2. Borsa A, Bejarano G, Ellen M, Bruch J D. Evaluating trends in private equity ownership and impacts on health outcomes, costs, and quality: systematic review BMJ 2023; 382 :e075244 doi:10.1136/bmj-2023-075244
3. Konda S, Francis J, Motaparthi K, Grant-Kels JM; Group for Research of Corporatization and Private Equity in Dermatology. Future considerations for clinical dermatology in the setting of 21st century American policy reform: Corporatization and the rise of private equity in dermatology. J Am Acad Dermatol. 2019 Jul;81(1):287-296.e8. doi: 10.1016/j.jaad.2018.09.052. Epub 2018 Oct 5. PMID: 30296541.
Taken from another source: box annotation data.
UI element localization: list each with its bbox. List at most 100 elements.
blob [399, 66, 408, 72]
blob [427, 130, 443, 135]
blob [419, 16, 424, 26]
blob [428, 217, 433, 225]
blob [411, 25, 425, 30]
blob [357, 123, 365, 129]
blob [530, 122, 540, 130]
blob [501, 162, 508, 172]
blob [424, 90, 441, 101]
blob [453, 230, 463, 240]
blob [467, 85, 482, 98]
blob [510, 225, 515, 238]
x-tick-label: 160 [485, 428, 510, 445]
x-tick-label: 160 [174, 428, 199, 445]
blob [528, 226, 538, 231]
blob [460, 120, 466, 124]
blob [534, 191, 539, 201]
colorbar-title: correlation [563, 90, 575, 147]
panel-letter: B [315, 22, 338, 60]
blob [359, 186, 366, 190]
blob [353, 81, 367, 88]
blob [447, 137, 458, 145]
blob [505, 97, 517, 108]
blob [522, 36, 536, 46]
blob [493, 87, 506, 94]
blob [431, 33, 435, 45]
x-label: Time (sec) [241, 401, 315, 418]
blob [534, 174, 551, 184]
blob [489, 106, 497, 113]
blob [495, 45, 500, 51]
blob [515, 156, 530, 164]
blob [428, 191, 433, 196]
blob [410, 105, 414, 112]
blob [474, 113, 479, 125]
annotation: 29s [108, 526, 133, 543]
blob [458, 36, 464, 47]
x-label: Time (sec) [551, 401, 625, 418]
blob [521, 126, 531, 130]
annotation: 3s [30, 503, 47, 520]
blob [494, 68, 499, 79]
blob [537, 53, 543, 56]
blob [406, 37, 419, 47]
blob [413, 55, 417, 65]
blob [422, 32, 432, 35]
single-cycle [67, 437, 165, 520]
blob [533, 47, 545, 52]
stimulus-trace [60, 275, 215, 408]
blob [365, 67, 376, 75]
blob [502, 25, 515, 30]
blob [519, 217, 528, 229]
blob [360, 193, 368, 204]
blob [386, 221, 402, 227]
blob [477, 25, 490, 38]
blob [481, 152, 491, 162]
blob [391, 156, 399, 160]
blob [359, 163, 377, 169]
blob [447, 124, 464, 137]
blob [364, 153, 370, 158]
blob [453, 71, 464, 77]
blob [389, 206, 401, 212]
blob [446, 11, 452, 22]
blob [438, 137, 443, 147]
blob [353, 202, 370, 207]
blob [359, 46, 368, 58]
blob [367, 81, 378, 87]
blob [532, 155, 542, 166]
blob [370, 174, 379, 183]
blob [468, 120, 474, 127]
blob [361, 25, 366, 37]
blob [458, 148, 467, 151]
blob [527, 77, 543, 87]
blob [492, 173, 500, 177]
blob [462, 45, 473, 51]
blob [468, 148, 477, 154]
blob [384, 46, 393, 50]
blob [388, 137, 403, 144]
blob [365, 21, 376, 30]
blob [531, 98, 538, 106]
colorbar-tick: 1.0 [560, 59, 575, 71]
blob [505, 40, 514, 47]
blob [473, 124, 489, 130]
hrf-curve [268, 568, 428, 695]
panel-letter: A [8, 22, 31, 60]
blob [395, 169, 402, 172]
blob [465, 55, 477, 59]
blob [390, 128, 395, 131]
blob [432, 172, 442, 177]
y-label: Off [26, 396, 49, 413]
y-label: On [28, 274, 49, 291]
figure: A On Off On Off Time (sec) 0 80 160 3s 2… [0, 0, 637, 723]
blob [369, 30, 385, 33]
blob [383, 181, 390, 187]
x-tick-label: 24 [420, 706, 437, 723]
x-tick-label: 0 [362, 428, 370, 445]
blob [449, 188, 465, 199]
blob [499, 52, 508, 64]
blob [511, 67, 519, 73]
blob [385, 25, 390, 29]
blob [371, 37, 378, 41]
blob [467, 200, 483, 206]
4. Matthews S, Roxas R. Private equity and its effect on patients: a window into the future. Int J Health Econ Manag. 2023 Dec;23(4):673-684. doi: 10.1007/s10754-022-09331-y. Epub 2022 May 23. PMID: 35604628; PMCID: PMC9125965.
5. Zhu, Jane M, and Daniel Polsky. “Private Equity and Physician Medical Practices — Navigating a Changing Ecosystem.” The New England Journal of Medicine 384.11 (2021): 981-83. Web.
Travis Seideman
Travis Seideman is a member of the Class of 2026 at UACOM-P. He attended Northern Arizona University where he studied Exercise Science and Psychology. Unsurprisingly, he enjoys exercise and sports. He plans on pursuing stroke neurology or rural IM.